Hawkins accused the city council of failing to work with the owners of the Aspen property on Fourth Street in an effort to agree on a purchase price for the property. The Aspen site had been the Senior Advisory Group’s first choice to locate the center. The city made an offer of $200,000 for the property based on its fair market value. The owners, however, rejected the offer. Drotzmann said their counteroffer was well beyond the city’s initial offer, leaving the city with no choice but to turn to the Senior Advisory Group’s second choice – the Ridgeway property behind the library.

Hawkins listed a series of complaints, including that the city, early on, moved away from plans for a full-time senior center to a multi-purpose center; that the city forced the Harkenrider Center name on the project against seniors’ wishes; and that the city is now planning to locate the center on property the seniors do not want – despite the fact that the Ridgeway property was the committee’s original second choice.

Hawkins, however, said the seniors don’t want the Ridgeway property as an alternative site, but would prefer the site of the old Goodwill store. He accused the city of ignoring the wishes of the seniors.

“The seniors have been left out of the whole process,” he told the council.

Hermiston Parks and Recreation Director Larry Fetter told the council that the administrators of the $2 million block grant discourage grant recipients from using grant money to renovate old buildings because of unforeseen problems that often arise during the renovation process.

Hawkins accused the mayor of insisting the new center be named the Harkenrider Center after former longtime Mayor Frank Harkenrider. Drotzmann told Hawkins that he merely suggested that the committee consider it as a name. The committee eventually agreed to the name.

At one point, Hawkins turned to a person next to him and said, “He’s a liar. He’s a liar.”

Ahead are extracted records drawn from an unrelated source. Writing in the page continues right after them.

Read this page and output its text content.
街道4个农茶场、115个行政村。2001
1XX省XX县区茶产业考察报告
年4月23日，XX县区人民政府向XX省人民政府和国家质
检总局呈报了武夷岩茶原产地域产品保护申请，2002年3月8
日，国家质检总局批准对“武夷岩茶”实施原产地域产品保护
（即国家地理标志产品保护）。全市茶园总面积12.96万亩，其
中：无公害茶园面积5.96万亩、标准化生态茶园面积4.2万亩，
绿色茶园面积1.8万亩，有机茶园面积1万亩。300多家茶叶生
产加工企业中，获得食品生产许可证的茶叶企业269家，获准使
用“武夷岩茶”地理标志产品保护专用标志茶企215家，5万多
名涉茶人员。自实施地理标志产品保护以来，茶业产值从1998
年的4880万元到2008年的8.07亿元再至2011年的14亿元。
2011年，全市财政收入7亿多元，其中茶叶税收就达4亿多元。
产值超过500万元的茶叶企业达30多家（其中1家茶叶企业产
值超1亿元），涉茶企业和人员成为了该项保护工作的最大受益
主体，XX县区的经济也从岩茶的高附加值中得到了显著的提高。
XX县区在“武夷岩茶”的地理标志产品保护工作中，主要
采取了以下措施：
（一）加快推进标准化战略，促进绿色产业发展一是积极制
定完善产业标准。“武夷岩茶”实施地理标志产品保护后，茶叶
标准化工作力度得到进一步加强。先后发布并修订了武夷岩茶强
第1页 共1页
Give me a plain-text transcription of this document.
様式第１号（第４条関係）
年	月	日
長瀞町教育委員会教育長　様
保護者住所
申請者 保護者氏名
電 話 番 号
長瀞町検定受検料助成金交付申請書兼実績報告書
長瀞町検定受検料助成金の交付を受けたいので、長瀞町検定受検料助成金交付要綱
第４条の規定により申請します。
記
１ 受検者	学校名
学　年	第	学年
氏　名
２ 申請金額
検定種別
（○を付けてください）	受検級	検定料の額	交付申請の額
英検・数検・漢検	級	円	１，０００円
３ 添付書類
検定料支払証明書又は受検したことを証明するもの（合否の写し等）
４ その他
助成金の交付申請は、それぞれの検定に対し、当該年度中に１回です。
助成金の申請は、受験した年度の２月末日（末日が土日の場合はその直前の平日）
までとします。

At that point, the mayor interrupted the meeting to tell Hawkins he did not “appreciate being called a liar” and told Hawkins he no longer had the floor at which time Hawkins angrily left the meeting.

Drotzmann told the seniors in the audience that he and the council are not “fighting against you – we’re fighting for you.”

The mayor, clearly angered by being called a liar by Hawkins and being accused of working against the seniors, told them that he was the one who asked the city to get involved in helping build a new senior center.

“It bothers me that I’m being singled out as fighting you all the way,” he said. “You matter to me and I felt it was important to help in any way I could.”

The center will be built with a $2 million Community Development Block Grant that stipulates the center must be used exclusively as a senior center for the first five years. After the first five years, it will remain dedicated to seniors up until 3 p.m., after which it can be used for community events.

Hermiston attorney Sally Anderson Hansell thanked the city for its work on the new senior center and said she was pleased the Ridgeway site was the council’s alternate site. She said the central location will help draw people to the downtown area.

Mary Corp also spoke out in favor of the Ridgeway site.

“This site is the center of our city and city services,” she said. “We want our seniors to be engaged in our community and this site is compatible with that.”

Kirwan blamed the city’s inability to agree on a purchase price for the Aspen property on the owners’ “greed” and that the difference in the offer and counteroffer made purchasing the property cost-prohibitive.

“We don’t always get exactly what we want,” he said. “We have an opportunity to put $2 million into this. We didn’t get the Aspen site, so now we have to move on.”

The council voted 5-0 to choose the Ridgeway property as the new site of the senior center.